Selected top 5 highest and lowest laboratory values to be obtained:
- sodium (highest and lowest)
- potassium (highest and lowest)
- glucose (highest and lowest)
- calcium and ionized calcium (highest and lowest)
- white blood cell count (highest and lowest)
- hemoglobin (highest and lowest)
- platelets (highest and lowest)
- pH arterial (highest and lowest)
- . bicarbonate (highest and lowest)
- lipase (highest)
- 10. troponin-I (highest)
- CK- Creatine Kinase- total (highest)
- Alcohol (ETOH)- highest
The process of reporting critical values will be analyzed. The following information will be obtained from the top 5 highest and lowest critical values:
- time of critical value known
- time of receipt of report
- caregiver (physician, physician extender, or nurse) who received report
- time of intervention
As is already standard practice with identifiable information in the clinical database, only authorized staff have access to patient information and will be protected by passwords. During transfer of information from the source document to the research document, all direct identifiers will be replaced by a unique code not related to subject identifiers. The key to decipher the code will be kept in a separate secure location from the data. Any links between codes and the data collected (stored in separate locations) will be destroyed at the conclusion of data analysis. All data will be recorded in an Excel spreadsheet.

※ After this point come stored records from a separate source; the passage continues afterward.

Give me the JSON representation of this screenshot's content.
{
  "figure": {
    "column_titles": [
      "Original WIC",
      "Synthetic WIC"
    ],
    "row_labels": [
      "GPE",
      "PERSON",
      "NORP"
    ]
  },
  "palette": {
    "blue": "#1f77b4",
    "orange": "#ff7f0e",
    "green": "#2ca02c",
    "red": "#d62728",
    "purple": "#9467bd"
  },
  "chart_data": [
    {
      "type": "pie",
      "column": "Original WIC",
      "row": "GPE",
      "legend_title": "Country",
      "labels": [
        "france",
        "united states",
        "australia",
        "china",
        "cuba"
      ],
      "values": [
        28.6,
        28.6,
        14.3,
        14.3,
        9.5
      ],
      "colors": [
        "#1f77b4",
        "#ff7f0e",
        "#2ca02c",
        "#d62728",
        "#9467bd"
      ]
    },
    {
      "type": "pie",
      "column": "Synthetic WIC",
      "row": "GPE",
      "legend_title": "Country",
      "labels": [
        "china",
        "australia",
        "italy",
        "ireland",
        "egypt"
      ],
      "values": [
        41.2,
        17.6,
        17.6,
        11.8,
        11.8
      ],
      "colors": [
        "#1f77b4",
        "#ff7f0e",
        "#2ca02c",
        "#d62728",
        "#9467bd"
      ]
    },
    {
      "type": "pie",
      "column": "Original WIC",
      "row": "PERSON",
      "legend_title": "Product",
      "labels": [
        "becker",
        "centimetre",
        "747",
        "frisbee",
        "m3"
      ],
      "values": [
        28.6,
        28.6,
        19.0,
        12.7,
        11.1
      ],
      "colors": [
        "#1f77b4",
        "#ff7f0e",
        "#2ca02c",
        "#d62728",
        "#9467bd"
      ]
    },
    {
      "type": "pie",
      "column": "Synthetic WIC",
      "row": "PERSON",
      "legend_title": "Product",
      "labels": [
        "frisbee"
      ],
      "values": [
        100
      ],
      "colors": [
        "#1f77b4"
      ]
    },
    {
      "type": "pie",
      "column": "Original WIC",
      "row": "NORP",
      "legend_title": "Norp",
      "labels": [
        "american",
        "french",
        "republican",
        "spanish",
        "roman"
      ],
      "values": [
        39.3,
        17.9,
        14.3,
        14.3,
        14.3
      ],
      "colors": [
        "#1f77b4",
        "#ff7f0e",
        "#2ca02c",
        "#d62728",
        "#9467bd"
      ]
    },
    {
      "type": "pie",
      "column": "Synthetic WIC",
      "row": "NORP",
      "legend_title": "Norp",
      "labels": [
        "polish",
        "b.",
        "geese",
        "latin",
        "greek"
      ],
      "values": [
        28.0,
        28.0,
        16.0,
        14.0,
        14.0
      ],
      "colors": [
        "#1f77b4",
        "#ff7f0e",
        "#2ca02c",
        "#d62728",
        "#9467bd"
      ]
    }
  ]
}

EXPECTED OUTCOME: We expect that critical or panic laboratory values are typically observed among gravely ill hospitalized patients. The process of reporting is generally timely and efficient but may need some improvement.
LIMITATION OF STUDY. This study will not include “delta” panic values or abnormal values that showed a significant change, either rise/increase or drop/fall during the hospitalization. For example, we will not be capturing a change in a patient’s hemoglobin from 12 g/dl (during admission) to 9 g/dl (after 24 hours).